In the same way, activities can also be jumped in this way:

public static void startActivityForName(Context context, String name) { try { Class clazz = Class.forName(name); startActivity(context, clazz); } catch (ClassNotFoundException e) { throw new RuntimeException(e); }}Copy the code

Finally, for the RList class, we can also generate it from Gradle scripts, just like R files, which makes development much easier.

Repeat rely on

Double dependencies are A common problem in development, such as when you compile an A, then compile A B in the library, and then compile the same B in your project, and then rely on it twice.

By default, if it is an AAR dependency, Gradle will automatically find the new version of the library for us and discard duplicate dependencies from the old version.
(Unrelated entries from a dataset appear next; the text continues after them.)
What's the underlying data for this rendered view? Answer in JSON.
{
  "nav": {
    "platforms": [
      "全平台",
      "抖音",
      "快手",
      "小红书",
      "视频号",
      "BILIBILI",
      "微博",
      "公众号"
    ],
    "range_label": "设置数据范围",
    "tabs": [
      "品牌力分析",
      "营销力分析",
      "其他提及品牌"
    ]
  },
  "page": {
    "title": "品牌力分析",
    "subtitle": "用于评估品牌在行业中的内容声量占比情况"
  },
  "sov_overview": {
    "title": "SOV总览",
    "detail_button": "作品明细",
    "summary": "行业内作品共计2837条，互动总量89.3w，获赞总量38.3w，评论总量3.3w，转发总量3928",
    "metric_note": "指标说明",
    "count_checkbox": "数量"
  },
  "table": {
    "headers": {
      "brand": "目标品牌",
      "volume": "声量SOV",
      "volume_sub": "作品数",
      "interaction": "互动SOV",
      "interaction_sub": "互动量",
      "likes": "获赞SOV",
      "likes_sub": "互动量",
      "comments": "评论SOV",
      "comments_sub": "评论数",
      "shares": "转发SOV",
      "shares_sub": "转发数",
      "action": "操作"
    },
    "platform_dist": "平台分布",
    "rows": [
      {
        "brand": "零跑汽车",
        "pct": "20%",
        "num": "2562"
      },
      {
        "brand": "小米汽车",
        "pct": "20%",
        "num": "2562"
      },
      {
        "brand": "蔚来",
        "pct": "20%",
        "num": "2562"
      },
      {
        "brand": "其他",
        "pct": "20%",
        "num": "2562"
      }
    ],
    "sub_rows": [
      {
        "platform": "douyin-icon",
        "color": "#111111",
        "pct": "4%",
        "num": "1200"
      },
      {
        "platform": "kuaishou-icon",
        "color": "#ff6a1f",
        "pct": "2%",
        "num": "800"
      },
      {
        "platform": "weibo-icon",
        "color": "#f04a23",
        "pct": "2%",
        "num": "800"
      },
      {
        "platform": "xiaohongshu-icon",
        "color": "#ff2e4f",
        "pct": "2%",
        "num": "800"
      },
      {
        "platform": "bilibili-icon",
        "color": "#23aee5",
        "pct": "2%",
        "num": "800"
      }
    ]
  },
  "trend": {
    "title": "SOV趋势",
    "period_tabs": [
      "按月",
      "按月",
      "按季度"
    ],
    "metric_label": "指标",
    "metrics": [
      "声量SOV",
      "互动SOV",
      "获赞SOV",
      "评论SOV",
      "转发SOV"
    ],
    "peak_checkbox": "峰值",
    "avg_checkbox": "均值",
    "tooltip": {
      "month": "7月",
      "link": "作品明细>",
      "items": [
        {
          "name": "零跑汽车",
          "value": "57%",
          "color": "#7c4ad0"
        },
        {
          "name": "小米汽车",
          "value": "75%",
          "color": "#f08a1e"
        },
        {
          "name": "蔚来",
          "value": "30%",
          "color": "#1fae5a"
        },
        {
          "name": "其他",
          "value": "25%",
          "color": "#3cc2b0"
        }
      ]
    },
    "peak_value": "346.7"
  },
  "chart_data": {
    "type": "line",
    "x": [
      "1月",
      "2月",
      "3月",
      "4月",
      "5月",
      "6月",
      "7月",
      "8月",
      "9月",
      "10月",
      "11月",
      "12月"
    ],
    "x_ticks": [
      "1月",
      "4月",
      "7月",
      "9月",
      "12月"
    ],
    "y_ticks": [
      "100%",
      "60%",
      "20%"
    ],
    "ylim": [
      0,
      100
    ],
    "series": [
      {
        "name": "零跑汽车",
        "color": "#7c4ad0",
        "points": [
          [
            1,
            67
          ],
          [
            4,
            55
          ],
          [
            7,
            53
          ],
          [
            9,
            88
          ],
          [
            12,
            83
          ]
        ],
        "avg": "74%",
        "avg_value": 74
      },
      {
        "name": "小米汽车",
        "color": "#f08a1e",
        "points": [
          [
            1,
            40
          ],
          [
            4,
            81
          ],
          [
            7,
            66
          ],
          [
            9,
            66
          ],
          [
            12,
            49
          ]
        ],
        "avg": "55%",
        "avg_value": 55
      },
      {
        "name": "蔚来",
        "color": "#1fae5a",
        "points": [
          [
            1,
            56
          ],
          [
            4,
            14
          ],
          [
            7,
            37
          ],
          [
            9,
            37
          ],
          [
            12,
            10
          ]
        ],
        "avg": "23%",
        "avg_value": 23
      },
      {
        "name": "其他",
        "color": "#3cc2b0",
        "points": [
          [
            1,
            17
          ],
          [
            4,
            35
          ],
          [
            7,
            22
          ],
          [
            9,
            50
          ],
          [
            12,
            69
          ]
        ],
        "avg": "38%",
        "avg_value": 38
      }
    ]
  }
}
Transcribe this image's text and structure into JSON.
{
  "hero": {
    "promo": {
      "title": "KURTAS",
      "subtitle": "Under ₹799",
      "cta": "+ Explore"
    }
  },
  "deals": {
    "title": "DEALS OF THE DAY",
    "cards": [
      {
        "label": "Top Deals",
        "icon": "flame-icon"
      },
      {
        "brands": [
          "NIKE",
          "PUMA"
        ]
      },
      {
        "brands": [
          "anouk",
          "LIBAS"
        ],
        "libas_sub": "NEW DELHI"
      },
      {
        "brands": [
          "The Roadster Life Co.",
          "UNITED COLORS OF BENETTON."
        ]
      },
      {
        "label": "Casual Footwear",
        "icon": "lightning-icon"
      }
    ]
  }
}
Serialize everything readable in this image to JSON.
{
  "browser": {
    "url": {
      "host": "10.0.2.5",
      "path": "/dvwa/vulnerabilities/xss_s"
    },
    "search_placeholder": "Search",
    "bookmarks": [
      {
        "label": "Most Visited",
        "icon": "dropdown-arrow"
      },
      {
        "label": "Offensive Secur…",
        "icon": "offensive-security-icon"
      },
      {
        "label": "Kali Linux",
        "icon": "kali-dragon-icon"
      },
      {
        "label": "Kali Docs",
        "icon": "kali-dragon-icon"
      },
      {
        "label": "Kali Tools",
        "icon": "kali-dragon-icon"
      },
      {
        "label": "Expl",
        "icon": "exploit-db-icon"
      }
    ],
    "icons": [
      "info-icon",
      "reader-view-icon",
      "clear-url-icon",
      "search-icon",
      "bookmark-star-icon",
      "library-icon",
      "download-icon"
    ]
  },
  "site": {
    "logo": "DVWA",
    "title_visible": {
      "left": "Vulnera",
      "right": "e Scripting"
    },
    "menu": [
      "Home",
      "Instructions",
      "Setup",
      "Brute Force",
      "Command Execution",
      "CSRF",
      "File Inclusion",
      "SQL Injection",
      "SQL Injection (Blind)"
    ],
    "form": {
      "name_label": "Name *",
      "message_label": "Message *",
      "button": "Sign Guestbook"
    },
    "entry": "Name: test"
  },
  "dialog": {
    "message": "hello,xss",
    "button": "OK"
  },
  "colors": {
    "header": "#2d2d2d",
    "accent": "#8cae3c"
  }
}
However, if you are using a project dependency, Gradle does not eliminate the duplication and you end up with duplicate classes in your code.

One is to change compile to provided and compile the corresponding code only in the final project.

You can also use this scheme:

All dependencies can be written in the shell module. The shell does nothing but unify all dependencies into a single entry for the upper app to import, and all dependencies of a project can be written in the shell Module.

Resource name conflict

Because there are multiple modules, there will always be resource reference conflicts when merging projects, such as two modules defining the same resource name. This problem is not new, do SDK basic encounter, can be set to the resourcePrefix to avoid. After setting this value, all of your resource names must be prefixed with the specified string, otherwise an error will be reported. However, the resourcePrefix value only applies to resources in the XML, not to image resources, all of which still require you to manually change the resource name.

The project structure

App is the directory of the final project. Explorer and memory-Box are two functional modules, which are independent applications in the development stage and introduced into the project as library at release. The router has two functions. One is a route to redirect the interface. Another function is the shell mentioned above, which acts as a dependency set for each business module to access. Base-res are the generic code that every business module accesses, which is introduced into the Router.